Selon l’auteur, l’héritage radioactif de Gentilly 1 et 2 est légué aux générations futures qui en paieront chèrement la note.

Sur l’angélisme nucléaire…

OPINIONS / L’article du 3 août 2019 de Brigitte Trahan intitulé Tout va bien autour de Gentilly 2, traitant de la centrale nucléaire à Bécancour, ainsi que les propos de Michel Fugère du Mouvement Vert méritent qu’on s’y attarde. Comme simple citoyen je m’impose une réflexion.

Il est tentant de se laisser emporter par l’euphorie des soi-disant bonnes nouvelles que nous servent les partenaires de cette industrie dont la culture est discutable. J’en déduis que ce serait faire preuve d’angélisme ou d’ignorance, que de croire que tout va bien sous le ciel bleu de Bécancour. Puisque ce dont on parle ici, c’est de l’héritage radioactif de Gentilly 1 et 2, qu’on lègue aux générations futures qui en paieront chèrement la note.

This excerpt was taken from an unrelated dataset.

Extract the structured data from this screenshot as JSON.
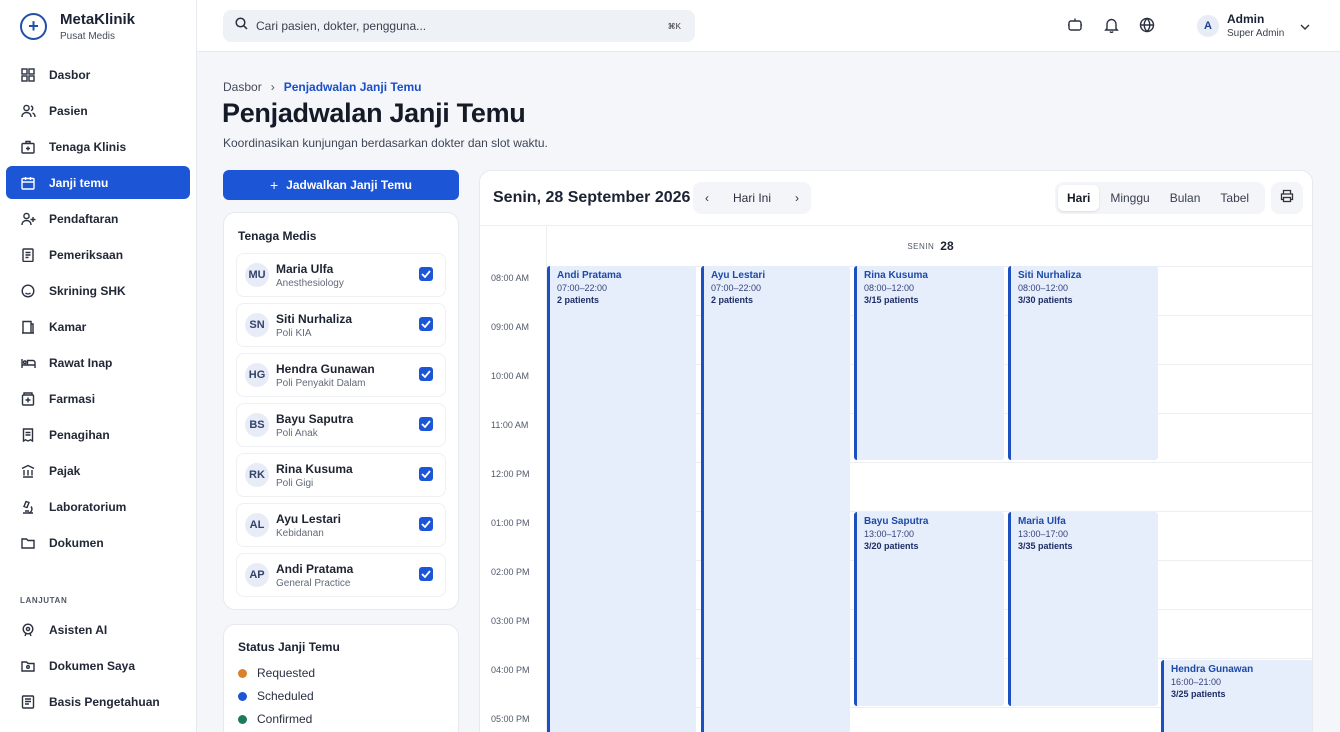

Il est important de parler ici des liens de quasi-consanguinité qui existe entre les acteurs concernés par le nucléaire au Canada. De un, la Commission canadienne de sûreté nucléaire (CCSN) qui devrait être indépendante mais qui ne l’est pas. Le PISE, le Programme indépendant de surveillance environnementale, mais qui n’a d’indépendant que le terme. Ajoutons le nouveau consortium de l’Alliance nationale pour l’énergie du Canada (ANEC) composé entre autres, de SNC Lavalin (déjà rassurant!), la filiale CH2M Hill Canada, de Jacobs Engineering Group (44 violations des lois, pénalités de 59 millions $), la filiale Fluor Government Group Canada, de Fluor Corporation (23 violations des lois, 18,4 millions $ de pénalités ). Qui se ressemble se rassemble, n’est-ce pas? Ajoutons Rolls-Royce Civil Nuclear Canada et Energy Solutions Canada Group pour fermer le cercle. Sans oublier Hydro-Québec-Secteur nucléaire qui tente de se faire une belle jambe dans ce palmarès peu reluisant. Bref, ce sont eux qui dictent la voie à suivre en matière de politique nucléaire canadienne. Ce, sous la complaisance d’Ottawa.

On a vu comment on assure la sûreté nucléaire au Canada dans l’Affaire Linda Keen. Affaire qui ressemble au cas de l’agronome Louis Robert, congédié par le MAPAQ pour avoir dit la vérité concernant l’influence néfaste de l’industrie chimique pour le milieu agricole au Québec .

Alors présidente de la CCSN, Madame Keen avait mis en lumière le mauvais fonctionnement et les lacunes de la centrale de Chalk River. Elle a ordonné la fermeture du réacteur déficient pour des raisons de sûreté, lesquelles compromettaient la sécurité et la santé des travailleurs ainsi que de la population.

La décision de Madame Keen n’a pas plu à Énergie Atomique Canada Limitée (EACL), le fautif dans cette affaire. Harper l’accusa alors de manque de leadership en orchestrant sa destitution. Il la congédia ensuite comme on vide une poubelle.

Alors, comment croire à l’indépendance des instances censées nous protéger (PISE, CCSN) qui ne sont en fait que les marionnettes d’une industrie qui tire les ficelles pour ensuite récolter le pactole.

À ce jour, la science n’a pas trouvé d’endroits sécuritaires pour l’entreposage permanent des déchets nucléaires. Ce qui démontre l’envergure du problème. Mais à quoi devrait-on s’attendre pour avoir confiance? Un éminent spécialiste canadien de l’énergie nucléaire, Monsieur Gordon Edwards, président du Regroupement pour la surveillance du nucléaire, amène une solution sur laquelle la communauté scientifique et les gouvernements devraient se pencher.

Celui-ci propose la création d’un Rolling Stewardship qui se traduit par: un Commissariat, une instance permanente, indépendante du gouvernement et de l’entreprise nucléaire afin d’assurer une veille «perpétuelle» et intergénérationnelle, sur la gestion de ces matières radioactives, toxiques pour les siècles à venir. Quand on sait que de l’information se perd à chaque quart de siècle, qu’en sera-t-il dans trois cents, cinq cents ans, alors que les générations futures auront peut-être perdu la trace de ces déchets enfouis depuis des siècles. Quand on sait que le Plutonium 239 a une durée de vie de 24 000 ans, disons que ça va prendre un sacré bon suivi pour les siècles à venir.

En conclusion, je crois que le ciel sera encore plus bleu quand nous aurons mis sur pied une telle instance. Et pour ce faire, le seul endroit logique au Québec où devrait être implanté ce Commissariat est la région de Bécancour.

Alors citoyens de Bécancour et du Québec agissons et réclamons ce qui nous est dû.